The law shall apply for the first time in the fiscal year 2014 for tax purposes.
THEY'RE 95/30/2013, 2013, Staub EV 188/13 7.3.2014/183: this law shall enter into force on 15 March 2014.
THEY TaVM 38/94/13, 2013, PeVL 43/2013, EV 4/2014, the directive of the European Parliament and of the Council of 2011/61/EC; (32011L0061); OJ L 174, 8.8.2014, p. 1/645 after July 1: this law shall enter into force on 15 August 2014.
THEY'RE 39/2014, TaVM 6/2014, EV 12.12.2014/62/2014 1087: this law shall enter into force on 1 January 2015.
The applicable law for the first time for the year 2015 provided for tax purposes.
THEY 122/2014, Staub 25/2014, EV 179/2014 30.12.2014/1400: this law shall enter into force on 1 January 2015.
The applicable law for the first time for the year 2015 provided for tax purposes.

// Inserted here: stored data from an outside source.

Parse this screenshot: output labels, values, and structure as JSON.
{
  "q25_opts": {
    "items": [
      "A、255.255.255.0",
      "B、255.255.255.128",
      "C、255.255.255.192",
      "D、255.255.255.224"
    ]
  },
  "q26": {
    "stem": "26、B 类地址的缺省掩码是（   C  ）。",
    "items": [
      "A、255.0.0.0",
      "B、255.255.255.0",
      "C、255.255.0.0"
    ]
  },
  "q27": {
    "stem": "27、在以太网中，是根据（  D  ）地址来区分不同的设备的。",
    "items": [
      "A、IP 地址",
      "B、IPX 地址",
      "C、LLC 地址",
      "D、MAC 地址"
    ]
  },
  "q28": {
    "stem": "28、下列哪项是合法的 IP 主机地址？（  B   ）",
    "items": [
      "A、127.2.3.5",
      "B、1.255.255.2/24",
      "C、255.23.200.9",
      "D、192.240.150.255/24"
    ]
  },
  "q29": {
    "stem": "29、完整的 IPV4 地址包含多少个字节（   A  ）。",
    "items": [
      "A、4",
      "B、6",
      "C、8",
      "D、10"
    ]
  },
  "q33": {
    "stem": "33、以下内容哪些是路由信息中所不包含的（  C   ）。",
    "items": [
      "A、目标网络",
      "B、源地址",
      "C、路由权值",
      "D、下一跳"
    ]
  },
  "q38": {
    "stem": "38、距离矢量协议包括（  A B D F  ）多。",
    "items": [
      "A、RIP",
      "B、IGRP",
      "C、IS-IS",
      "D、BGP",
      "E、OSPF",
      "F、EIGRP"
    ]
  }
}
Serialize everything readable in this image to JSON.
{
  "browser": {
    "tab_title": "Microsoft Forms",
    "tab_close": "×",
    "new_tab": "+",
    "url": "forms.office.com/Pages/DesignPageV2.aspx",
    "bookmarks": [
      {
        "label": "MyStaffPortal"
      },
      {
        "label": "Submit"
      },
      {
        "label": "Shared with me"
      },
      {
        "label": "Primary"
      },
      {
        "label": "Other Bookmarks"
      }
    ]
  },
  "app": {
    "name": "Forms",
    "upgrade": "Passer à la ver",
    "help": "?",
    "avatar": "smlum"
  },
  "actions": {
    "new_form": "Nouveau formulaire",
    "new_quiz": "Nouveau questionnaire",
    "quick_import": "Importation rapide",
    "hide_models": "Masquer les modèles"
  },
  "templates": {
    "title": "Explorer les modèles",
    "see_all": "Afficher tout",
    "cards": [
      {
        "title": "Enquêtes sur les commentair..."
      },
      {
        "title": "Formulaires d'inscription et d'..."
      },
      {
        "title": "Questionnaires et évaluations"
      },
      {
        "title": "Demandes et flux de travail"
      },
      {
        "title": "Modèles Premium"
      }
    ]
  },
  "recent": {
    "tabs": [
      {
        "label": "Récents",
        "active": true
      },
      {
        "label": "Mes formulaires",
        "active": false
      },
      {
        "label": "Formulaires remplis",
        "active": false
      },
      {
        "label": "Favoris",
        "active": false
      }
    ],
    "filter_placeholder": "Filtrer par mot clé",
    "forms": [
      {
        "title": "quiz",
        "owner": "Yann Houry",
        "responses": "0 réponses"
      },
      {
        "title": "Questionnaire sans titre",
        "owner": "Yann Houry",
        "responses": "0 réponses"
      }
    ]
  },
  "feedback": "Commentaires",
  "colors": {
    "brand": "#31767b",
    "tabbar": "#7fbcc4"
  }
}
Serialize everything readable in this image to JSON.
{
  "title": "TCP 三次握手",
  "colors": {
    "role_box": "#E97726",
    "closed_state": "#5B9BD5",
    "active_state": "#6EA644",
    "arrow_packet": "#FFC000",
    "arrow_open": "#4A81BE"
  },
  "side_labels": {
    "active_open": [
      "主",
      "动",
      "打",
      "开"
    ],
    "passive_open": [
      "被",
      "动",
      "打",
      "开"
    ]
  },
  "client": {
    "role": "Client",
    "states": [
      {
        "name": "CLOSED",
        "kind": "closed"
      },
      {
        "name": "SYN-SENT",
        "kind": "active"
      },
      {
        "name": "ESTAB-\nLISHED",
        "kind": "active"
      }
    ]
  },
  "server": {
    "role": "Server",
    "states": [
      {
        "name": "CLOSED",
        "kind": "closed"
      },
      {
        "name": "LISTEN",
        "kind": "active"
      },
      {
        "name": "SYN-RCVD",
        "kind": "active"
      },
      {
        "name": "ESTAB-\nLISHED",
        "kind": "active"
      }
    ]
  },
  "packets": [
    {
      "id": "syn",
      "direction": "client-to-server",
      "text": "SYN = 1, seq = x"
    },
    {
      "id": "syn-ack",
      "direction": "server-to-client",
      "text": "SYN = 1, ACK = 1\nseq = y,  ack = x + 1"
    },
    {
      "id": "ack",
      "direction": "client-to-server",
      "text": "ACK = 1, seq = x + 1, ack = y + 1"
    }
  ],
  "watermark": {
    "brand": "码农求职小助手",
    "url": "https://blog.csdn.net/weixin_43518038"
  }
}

THEY'RE 130/2014, Staub 32/2014, EV 209/2014 30.12.2014/1405: this law shall enter into force on 1 January 2015.
The applicable law for the first time for the year 2015 provided for tax purposes.
THEY'RE 176/2014, Staub 33/2014, EV 217/2014 24.4.2015/456: this law shall enter into force on 1 may 2015.
The law shall apply for the first time in fiscal year 2015 provided for tax purposes.